2 storms here as well.

This year i am even charging for drifts and refreezes, I use to be nice and just do it,, but not anymore. 

people are being tight, paying beyond there 30 days, and not taking and early pay deals, so why should i give away a service..


----------



## sir spaniourd (Jan 7, 2005)

Thanks for the replies.
i guess this is going to be be one of those customers that I will have to let him go. As hard as it is I hate when people try to set their own prices after the drives are clean. I just feel sorry for him. I guess after 15 storms they are starting to feel the pinch...


----------



## ColliganLands (Sep 4, 2008)

i billed two storms to my few residentials
one guy complained and even said he shoveled one time (true but he did leave the end full so i cleaned it for him 1/2charge)
wrote a note on the invoice and made partial payment.. dropping him tomorrow


----------



## Ramairfreak98ss (Aug 17, 2005)

ColliganLands;736293 said:


> i billed two storms to my few residentials
> one guy complained and even said he shoveled one time (true but he did leave the end full so i cleaned it for him 1/2charge)
> wrote a note on the invoice and made partial payment.. dropping him tomorrow


lol good, because those are the ones that are always looking to get it for 1/2 price or complain to have the bill reduced.


----------



## DeereFarmer (Dec 12, 2005)

Snowaway;736116 said:


> Do you guys only plow once per storm? It snowed here for 11 days strait in early jan. something like 60". I plowed twice a day and billed full price for all of them. Sorry I don't mean to change the subject, just curios.

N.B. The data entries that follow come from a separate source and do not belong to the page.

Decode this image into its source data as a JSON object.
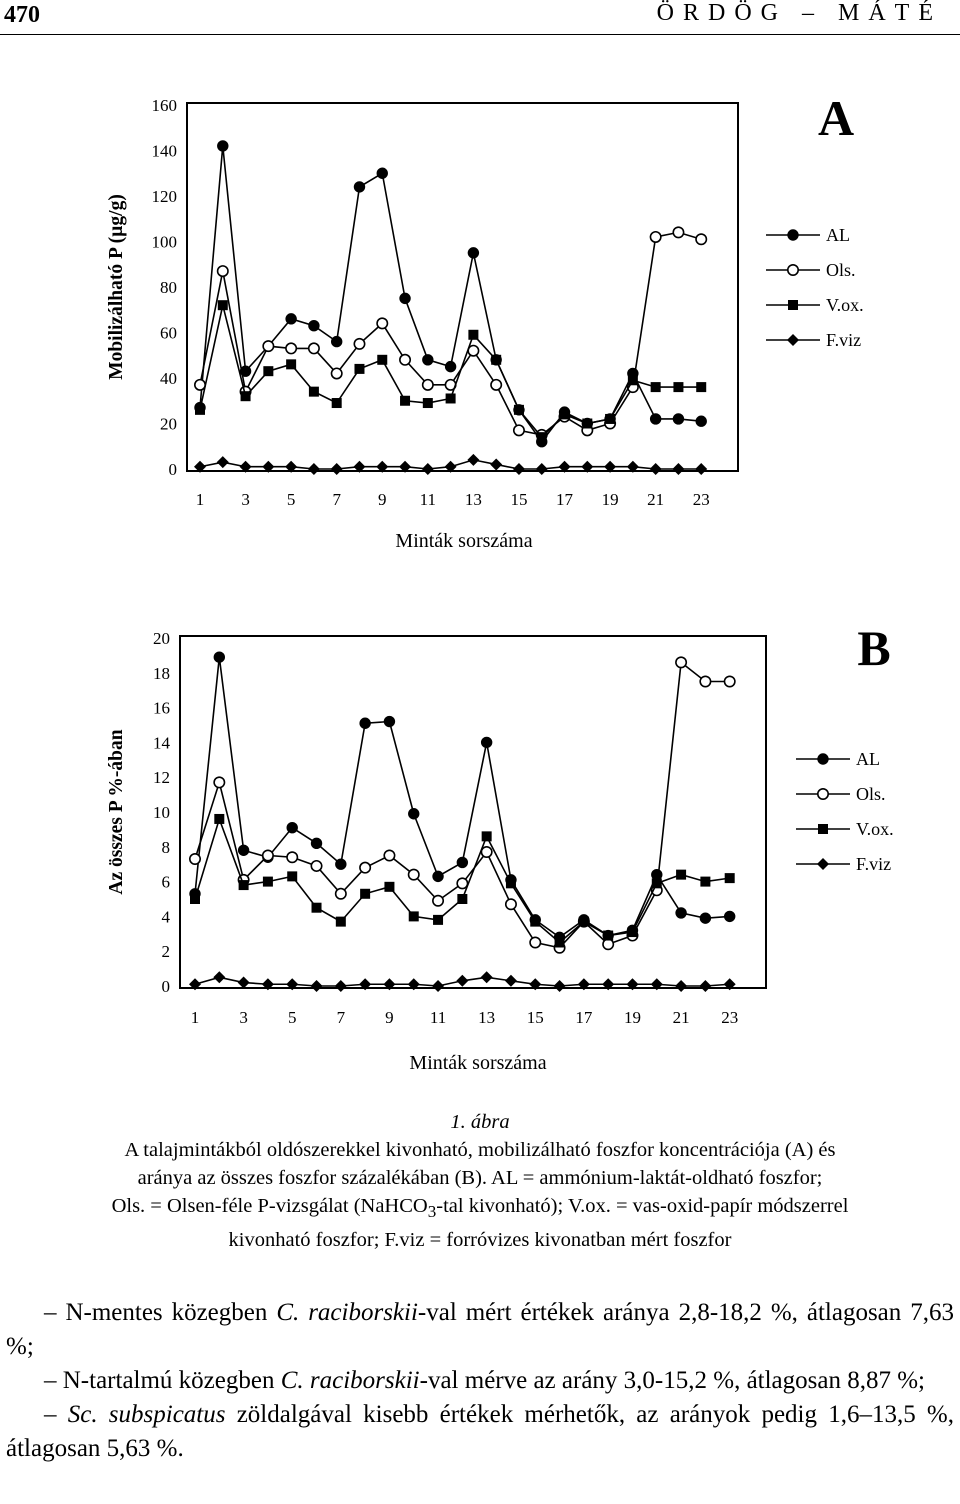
{
  "header": {
    "page_number": "470",
    "running_head": "ÖRDÖG – MÁTÉ"
  },
  "chart_data": [
    {
      "type": "line",
      "panel_label": "A",
      "ylabel": "Mobilizálható P (µg/g)",
      "xlabel": "Minták sorszáma",
      "ylim": [
        0,
        160
      ],
      "yticks": [
        "0",
        "20",
        "40",
        "60",
        "80",
        "100",
        "120",
        "140",
        "160"
      ],
      "xticks": [
        "1",
        "3",
        "5",
        "7",
        "9",
        "11",
        "13",
        "15",
        "17",
        "19",
        "21",
        "23"
      ],
      "grid": false,
      "legend": "right",
      "x": [
        1,
        2,
        3,
        4,
        5,
        6,
        7,
        8,
        9,
        10,
        11,
        12,
        13,
        14,
        15,
        16,
        17,
        18,
        19,
        20,
        21,
        22,
        23,
        24
      ],
      "series": [
        {
          "name": "AL",
          "marker": "filled-circle",
          "values": [
            27,
            142,
            43,
            54,
            66,
            63,
            56,
            124,
            130,
            75,
            48,
            45,
            95,
            48,
            26,
            12,
            25,
            20,
            22,
            42,
            22,
            22,
            21,
            null
          ]
        },
        {
          "name": "Ols.",
          "marker": "open-circle",
          "values": [
            37,
            87,
            34,
            54,
            53,
            53,
            42,
            55,
            64,
            48,
            37,
            37,
            52,
            37,
            17,
            15,
            23,
            17,
            20,
            36,
            102,
            104,
            101,
            null
          ]
        },
        {
          "name": "V.ox.",
          "marker": "filled-square",
          "values": [
            26,
            72,
            32,
            43,
            46,
            34,
            29,
            44,
            48,
            30,
            29,
            31,
            59,
            48,
            26,
            14,
            24,
            20,
            22,
            39,
            36,
            36,
            36,
            null
          ]
        },
        {
          "name": "F.viz",
          "marker": "filled-diamond",
          "values": [
            1,
            3,
            1,
            1,
            1,
            0,
            0,
            1,
            1,
            1,
            0,
            1,
            4,
            2,
            0,
            0,
            1,
            1,
            1,
            1,
            0,
            0,
            0,
            null
          ]
        }
      ]
    },
    {
      "type": "line",
      "panel_label": "B",
      "ylabel": "Az összes P %-ában",
      "xlabel": "Minták sorszáma",
      "ylim": [
        0,
        20
      ],
      "yticks": [
        "0",
        "2",
        "4",
        "6",
        "8",
        "10",
        "12",
        "14",
        "16",
        "18",
        "20"
      ],
      "xticks": [
        "1",
        "3",
        "5",
        "7",
        "9",
        "11",
        "13",
        "15",
        "17",
        "19",
        "21",
        "23"
      ],
      "grid": false,
      "legend": "right",
      "x": [
        1,
        2,
        3,
        4,
        5,
        6,
        7,
        8,
        9,
        10,
        11,
        12,
        13,
        14,
        15,
        16,
        17,
        18,
        19,
        20,
        21,
        22,
        23,
        24
      ],
      "series": [
        {
          "name": "AL",
          "marker": "filled-circle",
          "values": [
            5.3,
            18.9,
            7.8,
            7.4,
            9.1,
            8.2,
            7.0,
            15.1,
            15.2,
            9.9,
            6.3,
            7.1,
            14.0,
            6.1,
            3.8,
            2.8,
            3.8,
            2.9,
            3.2,
            6.4,
            4.2,
            3.9,
            4.0,
            null
          ]
        },
        {
          "name": "Ols.",
          "marker": "open-circle",
          "values": [
            7.3,
            11.7,
            6.1,
            7.5,
            7.4,
            6.9,
            5.3,
            6.8,
            7.5,
            6.4,
            4.9,
            5.9,
            7.7,
            4.7,
            2.5,
            2.2,
            3.7,
            2.4,
            2.9,
            5.5,
            18.6,
            17.5,
            17.5,
            null
          ]
        },
        {
          "name": "V.ox.",
          "marker": "filled-square",
          "values": [
            5.0,
            9.6,
            5.8,
            6.0,
            6.3,
            4.5,
            3.7,
            5.3,
            5.7,
            4.0,
            3.8,
            5.0,
            8.6,
            5.9,
            3.7,
            2.5,
            3.7,
            2.9,
            3.1,
            5.9,
            6.4,
            6.0,
            6.2,
            null
          ]
        },
        {
          "name": "F.viz",
          "marker": "filled-diamond",
          "values": [
            0.1,
            0.5,
            0.2,
            0.1,
            0.1,
            0.0,
            0.0,
            0.1,
            0.1,
            0.1,
            0.0,
            0.3,
            0.5,
            0.3,
            0.1,
            0.0,
            0.1,
            0.1,
            0.1,
            0.1,
            0.0,
            0.0,
            0.1,
            null
          ]
        }
      ]
    }
  ],
  "caption": {
    "figure_number": "1. ábra",
    "lines": [
      "A talajmintákból oldószerekkel kivonható, mobilizálható foszfor koncentrációja (A) és",
      "aránya az összes foszfor százalékában (B). AL = ammónium-laktát-oldható foszfor;"
    ],
    "line3_before_sub": "Ols. = Olsen-féle P-vizsgálat (NaHCO",
    "line3_sub": "3",
    "line3_after_sub": "-tal kivonható); V.ox. = vas-oxid-papír módszerrel",
    "line4": "kivonható foszfor; F.viz = forróvizes kivonatban mért foszfor"
  },
  "body": {
    "items": [
      {
        "lead": "– N-mentes közegben ",
        "italic": "C. raciborskii",
        "rest": "-val mért értékek aránya 2,8-18,2 %, átlagosan 7,63 %;"
      },
      {
        "lead": "– N-tartalmú közegben ",
        "italic": "C. raciborskii",
        "rest": "-val mérve az arány 3,0-15,2 %, átlagosan 8,87 %;"
      },
      {
        "lead": "– ",
        "italic": "Sc. subspicatus",
        "rest": " zöldalgával kisebb értékek mérhetők, az arányok pedig 1,6–13,5 %, átlagosan 5,63 %."
      }
    ]
  }
}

Depends for me. Most residentials I have are per storm. All the commercials are under contracts.


----------



## lawnboy11 (Aug 22, 2000)

I just sat down and did my billing- I decided full price for 1st storm and about 25% discount for second storm. The grand total was about 3-4" for both so not a lot of snow, it was easy. Giving everyone a l;ittle break- hopefully will prevent compaints and be fair to me as well.


----------